From 554288bb05354dae16471381daec3549658bdda3 Mon Sep 17 00:00:00 2001
From: =?UTF-8?q?Felix=20L=C3=BCdin?=
 <13187726+Masterchen09@users.noreply.github.com>
Date: Mon, 21 Oct 2024 09:00:09 +0200
Subject: [PATCH 17/17] fix(ui): show DataHub logo for DataHub sources in
 ingestion souces list (#11658)

Co-authored-by: Shirshanka Das <shirshanka@apache.org>
---
 .../src/app/ingest/source/builder/constants.ts        | 11 ++++++++++-
 1 file changed, 10 insertions(+), 1 deletion(-)

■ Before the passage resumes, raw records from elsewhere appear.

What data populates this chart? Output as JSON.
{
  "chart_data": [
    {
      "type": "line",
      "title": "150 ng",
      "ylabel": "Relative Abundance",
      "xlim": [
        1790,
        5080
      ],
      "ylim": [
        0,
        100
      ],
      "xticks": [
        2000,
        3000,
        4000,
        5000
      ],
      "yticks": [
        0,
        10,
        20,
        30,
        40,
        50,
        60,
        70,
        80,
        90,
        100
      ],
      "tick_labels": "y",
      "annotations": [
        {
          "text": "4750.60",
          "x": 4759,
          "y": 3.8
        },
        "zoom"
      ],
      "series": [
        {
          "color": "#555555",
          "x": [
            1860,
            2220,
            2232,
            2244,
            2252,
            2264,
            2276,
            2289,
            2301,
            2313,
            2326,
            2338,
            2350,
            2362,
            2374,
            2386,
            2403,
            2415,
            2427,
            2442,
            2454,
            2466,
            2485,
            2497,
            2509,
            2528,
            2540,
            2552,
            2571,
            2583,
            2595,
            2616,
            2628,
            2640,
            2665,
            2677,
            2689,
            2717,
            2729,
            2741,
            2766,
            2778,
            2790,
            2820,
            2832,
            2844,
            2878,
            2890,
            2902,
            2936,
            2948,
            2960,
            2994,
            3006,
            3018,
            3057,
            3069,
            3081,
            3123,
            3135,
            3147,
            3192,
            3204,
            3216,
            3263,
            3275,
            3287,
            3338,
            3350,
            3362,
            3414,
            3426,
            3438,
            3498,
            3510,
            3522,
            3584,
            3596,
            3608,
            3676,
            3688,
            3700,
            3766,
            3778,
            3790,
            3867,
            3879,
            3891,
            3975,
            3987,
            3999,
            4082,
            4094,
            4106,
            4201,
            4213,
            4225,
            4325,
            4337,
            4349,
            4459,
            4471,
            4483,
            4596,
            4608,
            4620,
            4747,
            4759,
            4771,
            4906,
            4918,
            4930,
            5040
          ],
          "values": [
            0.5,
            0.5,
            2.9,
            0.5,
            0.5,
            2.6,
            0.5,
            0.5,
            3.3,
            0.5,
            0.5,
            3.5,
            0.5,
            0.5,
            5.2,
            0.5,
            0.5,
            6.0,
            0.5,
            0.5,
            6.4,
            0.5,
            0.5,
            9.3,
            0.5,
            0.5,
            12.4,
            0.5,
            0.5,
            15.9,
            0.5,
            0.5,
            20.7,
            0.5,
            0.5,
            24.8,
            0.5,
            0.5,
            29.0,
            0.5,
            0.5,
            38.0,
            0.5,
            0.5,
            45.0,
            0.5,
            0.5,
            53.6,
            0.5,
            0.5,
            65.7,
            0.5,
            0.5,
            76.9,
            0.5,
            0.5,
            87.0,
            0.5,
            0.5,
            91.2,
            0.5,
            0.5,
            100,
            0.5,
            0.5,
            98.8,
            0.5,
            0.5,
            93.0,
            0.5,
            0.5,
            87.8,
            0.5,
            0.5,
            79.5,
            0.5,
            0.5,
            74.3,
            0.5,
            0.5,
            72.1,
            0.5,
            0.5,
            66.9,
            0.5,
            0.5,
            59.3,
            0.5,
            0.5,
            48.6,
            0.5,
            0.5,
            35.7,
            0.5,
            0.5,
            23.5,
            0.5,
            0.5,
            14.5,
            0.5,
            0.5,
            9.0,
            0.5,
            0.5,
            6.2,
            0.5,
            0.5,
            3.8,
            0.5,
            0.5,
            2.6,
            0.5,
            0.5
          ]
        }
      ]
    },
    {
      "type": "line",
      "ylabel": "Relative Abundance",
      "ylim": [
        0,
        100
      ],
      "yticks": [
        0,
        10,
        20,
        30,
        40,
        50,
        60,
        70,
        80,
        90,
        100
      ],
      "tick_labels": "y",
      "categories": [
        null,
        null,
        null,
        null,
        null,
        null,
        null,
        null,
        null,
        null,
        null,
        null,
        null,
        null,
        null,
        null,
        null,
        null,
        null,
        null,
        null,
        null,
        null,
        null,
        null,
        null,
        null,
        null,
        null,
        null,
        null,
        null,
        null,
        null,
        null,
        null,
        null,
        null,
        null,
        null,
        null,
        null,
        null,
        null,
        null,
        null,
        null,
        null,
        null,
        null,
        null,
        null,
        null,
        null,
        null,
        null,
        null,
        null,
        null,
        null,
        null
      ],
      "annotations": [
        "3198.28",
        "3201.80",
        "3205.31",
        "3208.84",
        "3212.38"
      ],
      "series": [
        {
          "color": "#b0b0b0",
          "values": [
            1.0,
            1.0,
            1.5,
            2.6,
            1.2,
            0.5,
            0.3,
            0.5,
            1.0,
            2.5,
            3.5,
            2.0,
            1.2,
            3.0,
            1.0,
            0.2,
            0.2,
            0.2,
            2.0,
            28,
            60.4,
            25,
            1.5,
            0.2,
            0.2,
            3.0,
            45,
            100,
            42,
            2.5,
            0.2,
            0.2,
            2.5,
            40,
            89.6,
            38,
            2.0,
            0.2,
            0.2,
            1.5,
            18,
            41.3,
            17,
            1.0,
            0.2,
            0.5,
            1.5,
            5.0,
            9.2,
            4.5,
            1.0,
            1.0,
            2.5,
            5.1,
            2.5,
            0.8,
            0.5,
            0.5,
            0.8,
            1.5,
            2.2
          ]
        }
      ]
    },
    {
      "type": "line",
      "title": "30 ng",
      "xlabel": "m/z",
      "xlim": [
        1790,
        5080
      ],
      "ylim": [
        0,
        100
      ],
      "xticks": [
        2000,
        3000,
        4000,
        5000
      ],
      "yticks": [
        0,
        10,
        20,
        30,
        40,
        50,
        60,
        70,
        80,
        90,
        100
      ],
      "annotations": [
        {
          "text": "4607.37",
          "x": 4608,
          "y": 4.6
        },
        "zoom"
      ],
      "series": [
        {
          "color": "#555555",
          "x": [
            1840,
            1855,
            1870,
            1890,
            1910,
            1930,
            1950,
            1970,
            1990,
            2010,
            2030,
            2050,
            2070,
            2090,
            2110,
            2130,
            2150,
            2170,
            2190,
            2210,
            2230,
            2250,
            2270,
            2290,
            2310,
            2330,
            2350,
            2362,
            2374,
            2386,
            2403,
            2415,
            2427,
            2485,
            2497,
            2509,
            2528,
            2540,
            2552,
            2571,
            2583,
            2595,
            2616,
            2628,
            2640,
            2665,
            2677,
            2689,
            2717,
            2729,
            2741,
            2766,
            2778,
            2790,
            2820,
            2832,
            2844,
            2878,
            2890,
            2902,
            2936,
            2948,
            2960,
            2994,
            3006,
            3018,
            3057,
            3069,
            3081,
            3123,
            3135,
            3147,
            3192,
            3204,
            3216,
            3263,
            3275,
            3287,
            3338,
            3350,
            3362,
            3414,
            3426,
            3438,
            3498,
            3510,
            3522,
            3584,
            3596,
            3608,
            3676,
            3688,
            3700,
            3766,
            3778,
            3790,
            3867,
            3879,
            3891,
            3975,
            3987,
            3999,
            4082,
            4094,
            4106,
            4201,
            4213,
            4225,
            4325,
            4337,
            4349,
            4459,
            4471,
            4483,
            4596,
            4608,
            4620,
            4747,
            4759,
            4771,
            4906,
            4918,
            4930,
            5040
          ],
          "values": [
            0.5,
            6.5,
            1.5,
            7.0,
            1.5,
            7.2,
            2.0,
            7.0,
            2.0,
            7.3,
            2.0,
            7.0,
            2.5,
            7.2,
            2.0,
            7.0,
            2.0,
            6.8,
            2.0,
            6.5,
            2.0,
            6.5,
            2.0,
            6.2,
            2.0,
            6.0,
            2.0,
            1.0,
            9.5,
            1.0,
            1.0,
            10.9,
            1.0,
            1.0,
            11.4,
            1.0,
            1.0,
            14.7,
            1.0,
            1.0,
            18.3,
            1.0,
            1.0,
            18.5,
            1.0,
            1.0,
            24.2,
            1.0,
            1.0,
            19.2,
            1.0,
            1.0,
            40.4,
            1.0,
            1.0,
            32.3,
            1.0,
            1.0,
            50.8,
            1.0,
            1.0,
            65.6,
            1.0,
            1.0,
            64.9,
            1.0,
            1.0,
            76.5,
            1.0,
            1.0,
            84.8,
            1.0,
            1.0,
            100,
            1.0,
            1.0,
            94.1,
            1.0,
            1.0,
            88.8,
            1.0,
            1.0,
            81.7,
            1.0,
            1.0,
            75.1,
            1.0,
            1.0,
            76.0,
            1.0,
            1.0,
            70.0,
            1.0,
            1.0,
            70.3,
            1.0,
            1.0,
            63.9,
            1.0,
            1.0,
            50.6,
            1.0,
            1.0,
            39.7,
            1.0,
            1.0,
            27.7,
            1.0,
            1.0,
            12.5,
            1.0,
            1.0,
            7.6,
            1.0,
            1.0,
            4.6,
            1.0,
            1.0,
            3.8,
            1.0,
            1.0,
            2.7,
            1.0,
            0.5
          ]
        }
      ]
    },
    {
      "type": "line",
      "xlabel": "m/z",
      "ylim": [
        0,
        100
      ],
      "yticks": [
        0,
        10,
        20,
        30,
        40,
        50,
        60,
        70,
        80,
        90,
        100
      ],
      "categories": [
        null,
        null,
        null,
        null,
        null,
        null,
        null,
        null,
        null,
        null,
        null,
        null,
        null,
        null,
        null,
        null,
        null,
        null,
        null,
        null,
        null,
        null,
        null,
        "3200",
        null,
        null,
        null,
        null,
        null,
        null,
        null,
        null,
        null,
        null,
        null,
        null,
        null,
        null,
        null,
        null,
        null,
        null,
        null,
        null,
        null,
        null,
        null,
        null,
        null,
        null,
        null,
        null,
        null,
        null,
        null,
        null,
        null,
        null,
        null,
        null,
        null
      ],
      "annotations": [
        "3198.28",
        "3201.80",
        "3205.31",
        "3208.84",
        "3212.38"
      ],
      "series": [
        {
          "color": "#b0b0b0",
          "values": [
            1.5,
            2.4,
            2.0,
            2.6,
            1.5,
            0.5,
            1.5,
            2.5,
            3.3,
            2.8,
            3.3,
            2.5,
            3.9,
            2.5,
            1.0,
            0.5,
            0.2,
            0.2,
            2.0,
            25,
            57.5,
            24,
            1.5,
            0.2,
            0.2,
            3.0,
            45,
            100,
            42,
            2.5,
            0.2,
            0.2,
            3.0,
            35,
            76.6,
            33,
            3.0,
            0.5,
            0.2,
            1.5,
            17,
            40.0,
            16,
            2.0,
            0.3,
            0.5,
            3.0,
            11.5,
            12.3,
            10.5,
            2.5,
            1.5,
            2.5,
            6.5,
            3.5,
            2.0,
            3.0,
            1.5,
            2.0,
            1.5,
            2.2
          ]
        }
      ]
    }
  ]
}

diff --git a/datahub-web-react/src/app/ingest/source/builder/constants.ts b/datahub-web-react/src/app/ingest/source/builder/constants.ts
index b67ca388c1054..0e0ba8b22e37e 100644
--- a/datahub-web-react/src/app/ingest/source/builder/constants.ts
+++ b/datahub-web-react/src/app/ingest/source/builder/constants.ts
@@ -35,6 +35,7 @@ import csvLogo from '../../../../images/csv-logo.png';
 import qlikLogo from '../../../../images/qliklogo.png';
 import sigmaLogo from '../../../../images/sigmalogo.png';
 import sacLogo from '../../../../images/saclogo.svg';
+import datahubLogo from '../../../../images/datahublogo.png';
 
 export const ATHENA = 'athena';
 export const ATHENA_URN = `urn:li:dataPlatform:${ATHENA}`;
@@ -125,6 +126,11 @@ export const SIGMA = 'sigma';
 export const SIGMA_URN = `urn:li:dataPlatform:${SIGMA}`;
 export const SAC = 'sac';
 export const SAC_URN = `urn:li:dataPlatform:${SAC}`;
+export const DATAHUB = 'datahub';
+export const DATAHUB_GC = 'datahub-gc';
+export const DATAHUB_LINEAGE_FILE = 'datahub-lineage-file';
+export const DATAHUB_BUSINESS_GLOSSARY = 'datahub-business-glossary';
+export const DATAHUB_URN = `urn:li:dataPlatform:${DATAHUB}`;
 
 export const PLATFORM_URN_TO_LOGO = {
     [ATHENA_URN]: athenaLogo,
@@ -165,6 +171,7 @@ export const PLATFORM_URN_TO_LOGO = {
     [QLIK_SENSE_URN]: qlikLogo,
     [SIGMA_URN]: sigmaLogo,
     [SAC_URN]: sacLogo,
+    [DATAHUB_URN]: datahubLogo,
 };
 
 export const SOURCE_TO_PLATFORM_URN = {
@@ -178,5 +185,7 @@ export const SOURCE_TO_PLATFORM_URN = {
     [SNOWFLAKE_USAGE]: SNOWFLAKE_URN,
     [STARBURST_TRINO_USAGE]: TRINO_URN,
     [DBT_CLOUD]: DBT_URN,
-    [VERTICA]: VERTICA_URN,
+    [DATAHUB_GC]: DATAHUB_URN,
+    [DATAHUB_LINEAGE_FILE]: DATAHUB_URN,
+    [DATAHUB_BUSINESS_GLOSSARY]: DATAHUB_URN,
 };